Augmented Reality And Virtual Reality In Aerospace Market Size And Forecast

Augmented Reality And Virtual Reality In Aerospace Market size was valued at USD 740.22 Million in 2024 and is projected to reach USD 33918.44 Million by 2032, growing at a CAGR of 61.30% during the forecast period 2026-2032.

Global Augmented Reality And Virtual Reality In Aerospace Market Drivers

The market drivers for the Augmented Reality And Virtual Reality In Aerospace Market can be influenced by various factors. These may include:

Improved Training and Simulation Capabilities: Pilots, maintenance technicians, and ground crew can all benefit from immersive training and simulation experiences provided by AR and VR technology. Enhancing training efficacy and safety, virtual training environments enable students to practice intricate processes, run flight operations simulations, and troubleshoot equipment in a safe and realistic way.

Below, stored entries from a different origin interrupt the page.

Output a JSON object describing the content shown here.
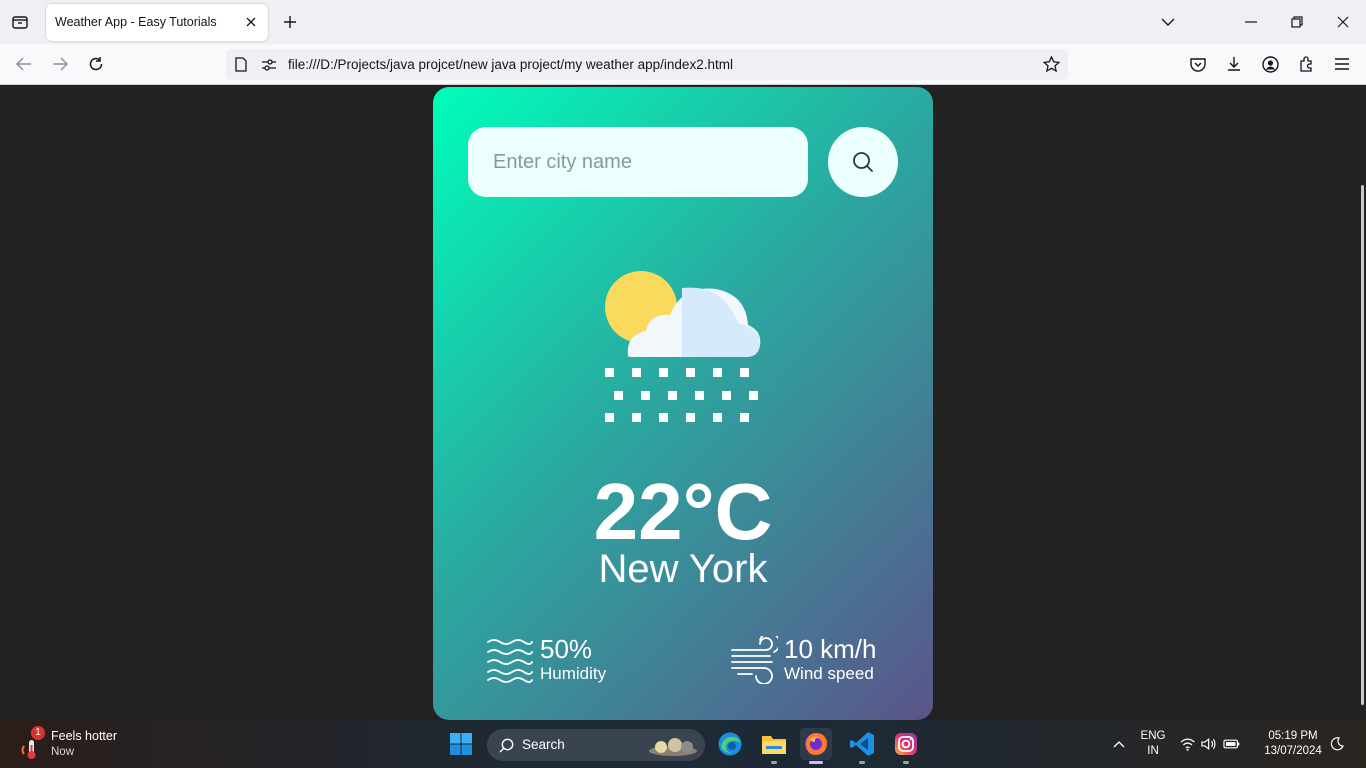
{
  "browser": {
    "tab_title": "Weather App - Easy Tutorials",
    "url": "file:///D:/Projects/java projcet/new java project/my weather app/index2.html"
  },
  "app": {
    "search_placeholder": "Enter city name",
    "temperature": "22°C",
    "city": "New York",
    "humidity_value": "50%",
    "humidity_label": "Humidity",
    "wind_value": "10 km/h",
    "wind_label": "Wind speed",
    "condition_icon": "snow-cloud-sun-icon"
  },
  "taskbar": {
    "weather_title": "Feels hotter",
    "weather_sub": "Now",
    "weather_badge": "1",
    "search_label": "Search",
    "lang_top": "ENG",
    "lang_bottom": "IN",
    "time": "05:19 PM",
    "date": "13/07/2024"
  },
  "colors": {
    "card_gradient_start": "#00feba",
    "card_gradient_end": "#5b548a",
    "page_background": "#222222"
  }
}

Efficiency in Aircraft Design and Production: AR and VR technologies help the aerospace industry's collaborative design reviews, prototyping, and production processes. By visualizing aircraft designs, evaluating ergonomics, and streamlining assembly procedures using virtual reality settings, engineers and designers may increase productivity, cut costs, and shorten the time it takes to launch new aircraft models and componentry.

MRO (maintenance, repair, and overhaul) operations are aided by AR and VR systems, which give technicians instant access to digital data, schematics, and maintenance instructions superimposed on actual aircraft parts. Heads-up displays (HUDs) and smart glasses with augmented reality (AR) capabilities enable technicians to carry out inspections, identify issues, and carry out repairs more quickly, decreasing downtime and increasing aircraft availability.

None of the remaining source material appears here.